Hin und nicht zurück

Meine 13-jährige Tochter kam heute Mittag aus Frankreich von ihrem Schüleraustausch zurück. Die Jungs und ich haben sie vom Bahnhof abgeholt, in den Arm genommen und ihr gesagt, dass wir sehr froh sind, dass sie wieder da ist. Sie hat mich gedrückt und für einen Moment war sie wieder das kleine Mädchen, das froh ist, wieder bei seiner Mutter zu sein. Der Vierjährige hat sogar ihren Koffer getragen … gerollt. Für zwei Minuten, dann war er zu schwer.

Zu Hause war auch gleich wieder alles beim Alten. Badezimmer blockiert, vom kleinen Bruder genervt, genervt, weil sie mit dem Hund raus sollte. Genervt, weil man sie daran erinnert hat, mit dem Hund rauszugehen. Wie Teenager eben so sind.

Zur gleichen Zeit hat eine andere Klasse den Rückweg von ihrem Spanisch-Austausch angetreten. 16 Teenager, die eine wahnsinnig aufregende Zeit hinter sich hatten und mit einem lachenden und einem weinenden Auge in das Flugzeug gestiegen sind. In Düsseldorf warteten Eltern, vielleicht auch Geschwister, und haben sich wie verrückt auf die Ankunft ihrer Kinder gefreut

Doch diese Eltern und Geschwister konnten ihre Kinder heute nicht in den Arm nehmen, und ihnen sagen, wie froh sie sind, sie wieder bei sich zu haben. Sie können sie nie wieder in den Arm nehmen.

Und während meine Tochter bis in den Abend fast ohne Punkt und Komma von Frankreich, ihrer Gastfamilie, der Schule und den Ausflügen geredet hat und jetzt erschöpft, aber glücklich in ihrem Bett liegt, sitzen andere Familien weinend an ihren Tischen und Betten bleiben leer.

Mir gehen solche Nachrichten wie die des Flugzeugabsturzes der Germanwings-Maschine heute Morgen sehr nahe.

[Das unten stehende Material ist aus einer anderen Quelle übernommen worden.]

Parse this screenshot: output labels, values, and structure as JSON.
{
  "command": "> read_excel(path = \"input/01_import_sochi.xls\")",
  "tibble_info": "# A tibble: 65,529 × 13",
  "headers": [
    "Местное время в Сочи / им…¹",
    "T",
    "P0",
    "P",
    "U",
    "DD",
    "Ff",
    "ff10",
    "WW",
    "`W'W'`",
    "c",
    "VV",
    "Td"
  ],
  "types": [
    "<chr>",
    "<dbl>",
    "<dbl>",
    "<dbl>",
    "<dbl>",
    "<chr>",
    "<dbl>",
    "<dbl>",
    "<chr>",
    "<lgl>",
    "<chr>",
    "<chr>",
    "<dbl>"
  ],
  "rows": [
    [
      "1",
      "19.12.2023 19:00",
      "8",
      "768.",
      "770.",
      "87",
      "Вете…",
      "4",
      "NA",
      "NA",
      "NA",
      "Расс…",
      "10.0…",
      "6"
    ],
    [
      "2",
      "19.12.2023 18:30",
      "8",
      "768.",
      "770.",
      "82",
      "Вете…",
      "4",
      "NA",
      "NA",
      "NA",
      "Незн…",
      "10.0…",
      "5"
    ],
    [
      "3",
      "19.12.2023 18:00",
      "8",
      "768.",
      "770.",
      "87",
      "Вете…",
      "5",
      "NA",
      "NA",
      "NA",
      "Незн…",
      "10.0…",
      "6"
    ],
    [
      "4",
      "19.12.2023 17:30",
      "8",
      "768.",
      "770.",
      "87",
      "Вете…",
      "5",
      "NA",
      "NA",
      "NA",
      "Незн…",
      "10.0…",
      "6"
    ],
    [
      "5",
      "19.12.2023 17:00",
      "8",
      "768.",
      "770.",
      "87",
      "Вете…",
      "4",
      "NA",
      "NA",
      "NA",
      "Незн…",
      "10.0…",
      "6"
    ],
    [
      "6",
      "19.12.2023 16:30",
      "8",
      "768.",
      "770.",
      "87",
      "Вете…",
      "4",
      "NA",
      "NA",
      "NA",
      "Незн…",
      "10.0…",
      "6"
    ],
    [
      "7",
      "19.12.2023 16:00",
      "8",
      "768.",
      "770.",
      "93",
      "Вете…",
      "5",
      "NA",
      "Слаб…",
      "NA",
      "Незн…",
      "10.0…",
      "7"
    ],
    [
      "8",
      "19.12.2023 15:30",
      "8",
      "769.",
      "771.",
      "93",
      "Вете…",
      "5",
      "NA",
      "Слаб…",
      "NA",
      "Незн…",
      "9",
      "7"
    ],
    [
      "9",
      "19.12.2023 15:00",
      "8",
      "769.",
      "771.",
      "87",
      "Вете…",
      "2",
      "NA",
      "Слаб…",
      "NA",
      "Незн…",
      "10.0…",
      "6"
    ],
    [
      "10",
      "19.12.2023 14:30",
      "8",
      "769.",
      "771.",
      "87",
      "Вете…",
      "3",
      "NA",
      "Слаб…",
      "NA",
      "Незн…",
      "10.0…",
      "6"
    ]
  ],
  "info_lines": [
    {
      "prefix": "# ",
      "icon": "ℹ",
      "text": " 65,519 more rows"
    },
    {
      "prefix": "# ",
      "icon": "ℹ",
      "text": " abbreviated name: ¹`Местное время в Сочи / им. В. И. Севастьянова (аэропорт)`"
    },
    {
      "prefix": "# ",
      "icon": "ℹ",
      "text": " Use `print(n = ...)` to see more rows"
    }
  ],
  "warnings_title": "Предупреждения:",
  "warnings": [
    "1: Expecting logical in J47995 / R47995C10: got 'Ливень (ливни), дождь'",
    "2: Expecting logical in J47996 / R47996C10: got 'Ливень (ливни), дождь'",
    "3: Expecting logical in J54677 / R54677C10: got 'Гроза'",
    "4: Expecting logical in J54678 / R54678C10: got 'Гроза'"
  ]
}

Vor allem, wenn Menschen betroffen sind, die die eigenen Kinder sein könnten. Ich will mir nicht ausmalen, was in ihren Köpfen vorgegangen ist, als sie realisiert haben, dass sie nicht heil ankommen werden.

Den Angehörigen gilt mein allertiefstes Mitgefühl in diesen schweren Stunden. Ich wünsche unfassbar übermenschliche Kraft zum Weitermachen. Irgendwie.

Und allen anderen (und auch mir): Seid dankbar und voller Freude, dass ihr eure Familien habt. Genießt jeden Tag. Lasst euch nicht von Belanglosigkeiten nerven und verabschiedet euch nie im Streit voneinander. Das Leben ist nur bedingt planbar.